I think it’s far more likely that voters — even the ones who oppose gay rights — will overlook the same-sex debate and instead vote based on our weak economy, two costly wars, and government spending, which is completely out of hand. If Republicans don’t give up on the gay marriage debate, they’ll lose … and lose badly.

To young conservatives — and maybe to some old ones, too — same-sex marriage is a non-issue. To have any fighting chance at election wins in the future, Republicans have got to get over their fear of homosexuality. It’s OK to oppose homosexuality, but to put that belief at the forefront of a campaign is absolutely irresponsible.
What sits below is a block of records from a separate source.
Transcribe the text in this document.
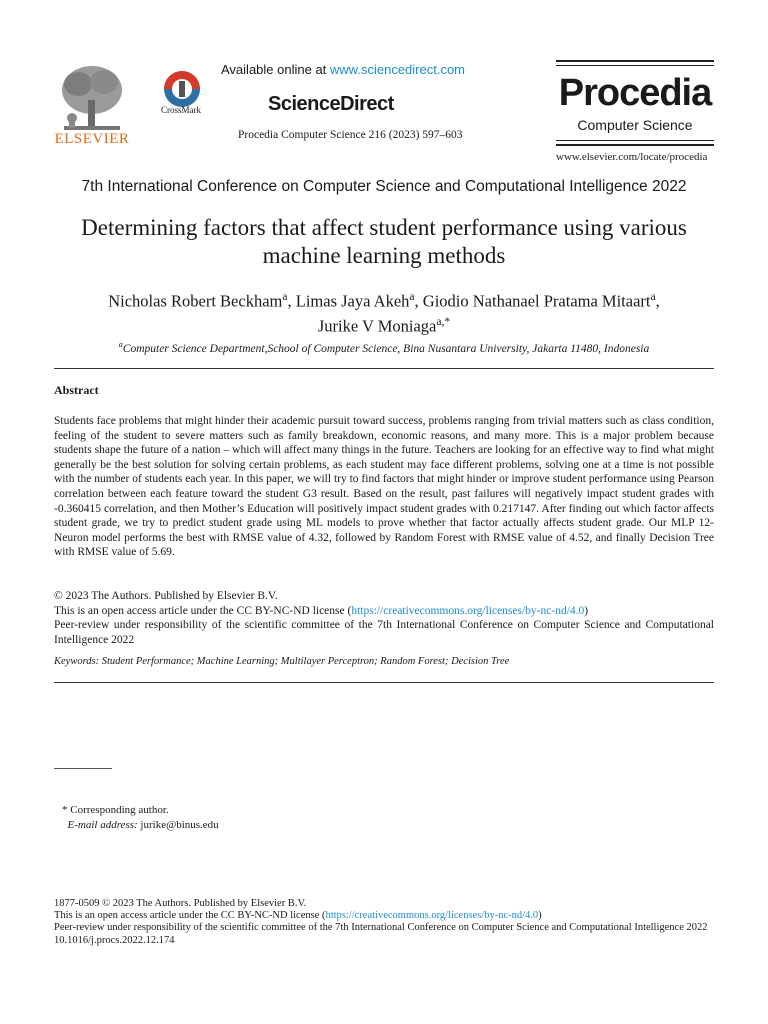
ELSEVIER
CrossMark
Available online at www.sciencedirect.com
ScienceDirect
Procedia Computer Science 216 (2023) 597–603
Procedia
Computer Science
www.elsevier.com/locate/procedia
7th International Conference on Computer Science and Computational Intelligence 2022
Determining factors that affect student performance using various machine learning methods
Nicholas Robert Beckham$^a$, Limas Jaya Akeh$^a$, Giodio Nathanael Pratama Mitaart$^a$,
Jurike V Moniaga$^{a,*}$
$^a$Computer Science Department,School of Computer Science, Bina Nusantara University, Jakarta 11480, Indonesia
Abstract
Students face problems that might hinder their academic pursuit toward success, problems ranging from trivial matters such as class condition, feeling of the student to severe matters such as family breakdown, economic reasons, and many more. This is a major problem because students shape the future of a nation – which will affect many things in the future. Teachers are looking for an effective way to find what might generally be the best solution for solving certain problems, as each student may face different problems, solving one at a time is not possible with the number of students each year. In this paper, we will try to find factors that might hinder or improve student performance using Pearson correlation between each feature toward the student G3 result. Based on the result, past failures will negatively impact student grades with -0.360415 correlation, and then Mother’s Education will positively impact student grades with 0.217147. After finding out which factor affects student grade, we try to predict student grade using ML models to prove whether that factor actually affects student grade. Our MLP 12-Neuron model performs the best with RMSE value of 4.32, followed by Random Forest with RMSE value of 4.52, and finally Decision Tree with RMSE value of 5.69.

© 2023 The Authors. Published by Elsevier B.V.

This is an open access article under the CC BY-NC-ND license (https://creativecommons.org/licenses/by-nc-nd/4.0)

Peer-review under responsibility of the scientific committee of the 7th International Conference on Computer Science and Computational Intelligence 2022

Keywords: Student Performance; Machine Learning; Multilayer Perceptron; Random Forest; Decision Tree
* Corresponding author.
E-mail address: jurike@binus.edu

1877-0509 © 2023 The Authors. Published by Elsevier B.V.

This is an open access article under the CC BY-NC-ND license (https://creativecommons.org/licenses/by-nc-nd/4.0)

Peer-review under responsibility of the scientific committee of the 7th International Conference on Computer Science and Computational Intelligence 2022

10.1016/j.procs.2022.12.174
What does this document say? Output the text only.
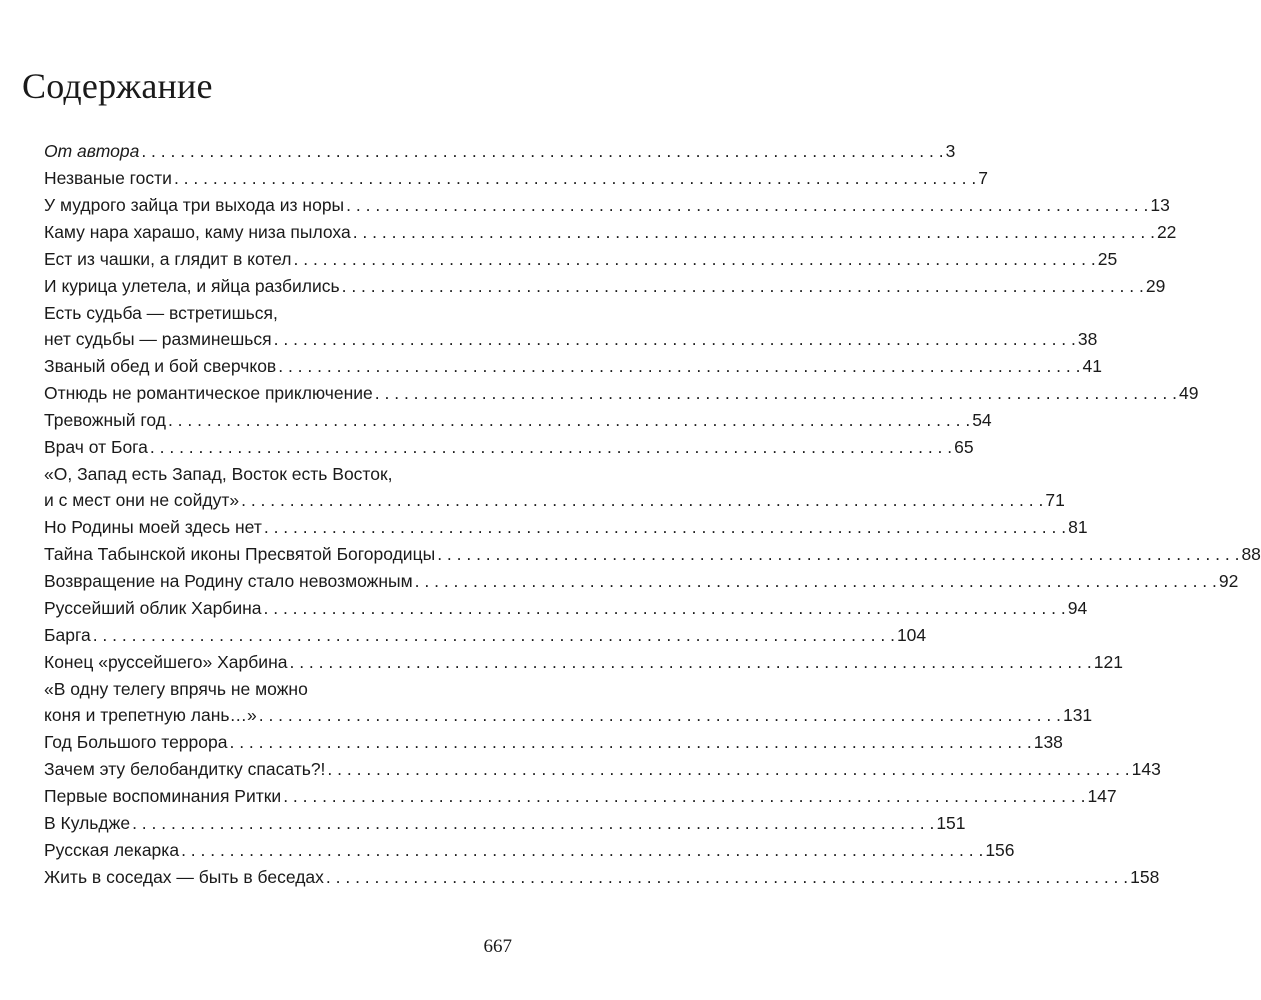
Содержание
От автора . . .	3
Незваные гости . . .	7
У мудрого зайца три выхода из норы . . .	13
Каму нара харашо, каму низа пылоха . . .	22
Ест из чашки, а глядит в котел . . .	25
И курица улетела, и яйца разбились . . .	29
Есть судьба — встретишься,
нет судьбы — разминешься . . .	38
Званый обед и бой сверчков . . .	41
Отнюдь не романтическое приключение . . .	49
Тревожный год . . .	54
Врач от Бога . . .	65
«О, Запад есть Запад, Восток есть Восток,
и с мест они не сойдут» . . .	71
Но Родины моей здесь нет . . .	81
Тайна Табынской иконы Пресвятой Богородицы . . .	88
Возвращение на Родину стало невозможным . . .	92
Руссейший облик Харбина . . .	94
Барга . . .	104
Конец «руссейшего» Харбина . . .	121
«В одну телегу впрячь не можно
коня и трепетную лань…» . . .	131
Год Большого террора . . .	138
Зачем эту белобандитку спасать?! . . .	143
Первые воспоминания Ритки . . .	147
В Кульдже . . .	151
Русская лекарка . . .	156
Жить в соседах — быть в беседах . . .	158
667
Republicans should take a cue from such Iowa Democrats as Culver and Sen. Tom Harkin. Both politicians have been, predictably, political about the issue. They’ve made it clear they disagree with the Iowa Supreme Court’s definition of marriage, but they haven’t made asses of themselves by making gay marriage the only issue that they care about.

Children born today will grow up in a gayer world than ever before. Gay-rights advances such as the ones in Iowa will continue to make open homosexuality increasingly acceptable. That’s undeniable; the same thing started happening with blacks’ rights 60 years ago and women’s rights 20 years before that. I hope the next generation of Republicans will give up on their crusade against gay rights before the issue makes their party obsolete. Until then, siding with Republicans is embarrassing.

But maybe someday there won’t be a need to hide Republican-inspired tattoos.